24 May 2018
Professor Denis Murphy is taking part in the opening event for this year’s Hay Festival, discussing the sustainability of food production. Here, he looks at how low-meat or completely vegetarian diets could actually help to secure worldwide political stability.
WOULD you consider switching to a low-meat diet to alleviate famine in the rest of the world? And could you cut back on the amount of food you throw away, so your consumption falls?
That could be what millions of people in developing countries need to do as the Earth’s population increases dramatically over the next three decades, and the inhabitants face up to the challenge of ensuring everyone has enough to eat.
By 2050, the world’s population is expected have grown to 9.6 billion people. That’s an extra 2.4 billion mouths to feed on top of the ones who are already here.
This growth in population is in itself astounding. Even more so when you consider that the planet’s population was 2.4 billion just under 80 years ago, a year after World War II started.
Ensuring that all of these people are able to live a fulfilling and happy life is a massive ask. Ensuring they have food security – essentially, enough to eat - will be a major challenge for the population to overcome.
But what exactly is food security?
On a macro level, it means that a nation or region will have reliable access to sufficient food for its population. This doesn’t necessarily mean complete self-sufficiency. Britain hasn’t been self-sufficient in food production for several centuries, but as a relatively rich nation we are able to pay for imported food from other countries.
Many developing countries also need to import food, but they are much less wealthy and powerful than Britain, which makes them vulnerable to any interruptions in food supply, especially if a shortage in supply leads to price rises.
On a micro level, food security means that smaller groups – for example individuals or families - are able to produce enough food to feed themselves, or earn enough to buy it from others.
However, across the globe the proportion of food that people need to purchase varies widely.
In Britain, an average family spends only about 11% of their income on food, whereas families in developing countries spend well over 70% of their income on feeding themselves. In simple terms, this means that a major cause of food insecurity is poverty.
Eradicating poverty in developing countries would obviously help to increase their food security. But it is here where the problems of population growth will exacerbate the situation.
The massive rise by 2050 will overwhelmingly be in developing countries. As the numbers grow in these states – such as in sub-Saharan Africa, and South and East Asia – this is where poverty will increase, and food security will drop. The constant threat of crop failure will only make this problem worse.
A further challenge for those looking to increase food security is the demand for meat and other high-impact foods in developing countries, such as in China, South East Asia, and Latin America.
This development has meant demand for land to be used to produce food grain to feed animals has increased over the past two decades, with the rest of the world catching up to richer countries in their appetite for this different diet.

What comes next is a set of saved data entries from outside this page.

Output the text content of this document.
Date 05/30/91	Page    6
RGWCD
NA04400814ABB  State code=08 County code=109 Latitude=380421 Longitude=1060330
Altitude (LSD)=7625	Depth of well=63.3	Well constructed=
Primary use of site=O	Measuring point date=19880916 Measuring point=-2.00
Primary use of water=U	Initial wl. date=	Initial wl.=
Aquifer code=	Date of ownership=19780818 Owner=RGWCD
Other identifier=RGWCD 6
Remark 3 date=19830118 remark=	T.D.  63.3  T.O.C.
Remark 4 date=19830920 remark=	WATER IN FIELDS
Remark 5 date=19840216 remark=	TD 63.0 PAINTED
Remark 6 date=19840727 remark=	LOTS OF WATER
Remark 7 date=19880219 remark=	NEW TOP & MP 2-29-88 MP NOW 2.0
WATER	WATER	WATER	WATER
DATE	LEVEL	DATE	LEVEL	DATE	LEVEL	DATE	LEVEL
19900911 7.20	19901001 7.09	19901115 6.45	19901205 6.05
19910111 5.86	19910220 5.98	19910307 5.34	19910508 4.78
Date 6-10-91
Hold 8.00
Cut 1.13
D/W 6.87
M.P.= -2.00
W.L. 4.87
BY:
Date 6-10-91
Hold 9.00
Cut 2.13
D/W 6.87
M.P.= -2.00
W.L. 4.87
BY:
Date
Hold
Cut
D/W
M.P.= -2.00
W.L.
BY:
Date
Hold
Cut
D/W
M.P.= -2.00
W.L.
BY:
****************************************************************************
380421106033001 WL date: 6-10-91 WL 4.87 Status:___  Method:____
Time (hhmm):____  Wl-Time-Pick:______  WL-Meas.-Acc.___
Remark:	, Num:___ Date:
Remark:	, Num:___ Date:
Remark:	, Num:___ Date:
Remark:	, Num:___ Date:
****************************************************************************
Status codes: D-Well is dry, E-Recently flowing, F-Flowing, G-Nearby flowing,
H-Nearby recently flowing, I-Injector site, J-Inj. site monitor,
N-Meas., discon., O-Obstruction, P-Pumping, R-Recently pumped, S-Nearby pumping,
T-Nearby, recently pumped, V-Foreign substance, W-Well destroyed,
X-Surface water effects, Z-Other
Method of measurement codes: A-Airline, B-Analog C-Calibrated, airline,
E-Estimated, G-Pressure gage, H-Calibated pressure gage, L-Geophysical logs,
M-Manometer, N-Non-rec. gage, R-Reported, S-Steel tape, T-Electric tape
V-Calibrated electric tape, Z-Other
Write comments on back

So, how do we go about ensuring that the world has enough to eat?
Over the past 70 years or so the use of intensive farming has meant that we now produce 30% more food per capita. However, producing a meat-intensive diet uses up a lot more resources land than just producing food crops, and a vegetarian uses on average less than 1,600 litres of water per day than someone on a carnivorous diet.
So should the world consider cutting back on its meat diet, or even going fully vegetarian?
If the majority in Britain decided to take the lead and switch to a low-meat diet, the benefits across the globe would be massive. Not only would it mean that fewer resources would be wasted, and thrown away, but a balanced low-meat diet is healthier in terms risks such as heart disease. Such diets are also less likely to lead to overeating and weight gain, which means that the impact of the obesity epidemic that we currently face would be substantially reduced.
So, in the long run, low- or no-meat diets would be in our own best interests, both health-wise and for the future of our fellow humans in poorer countries, where mass famine could threaten global security, and in turn lead to mass migration, with all the associated global political impacts.
It may seem like a doomsday scenario – but food is one of the key demands that every living thing requires. If we do not ensure it is available, then the consequences could be severe.
Professor DenisMurphy is Professor of Biotechnology at the University of South Wales.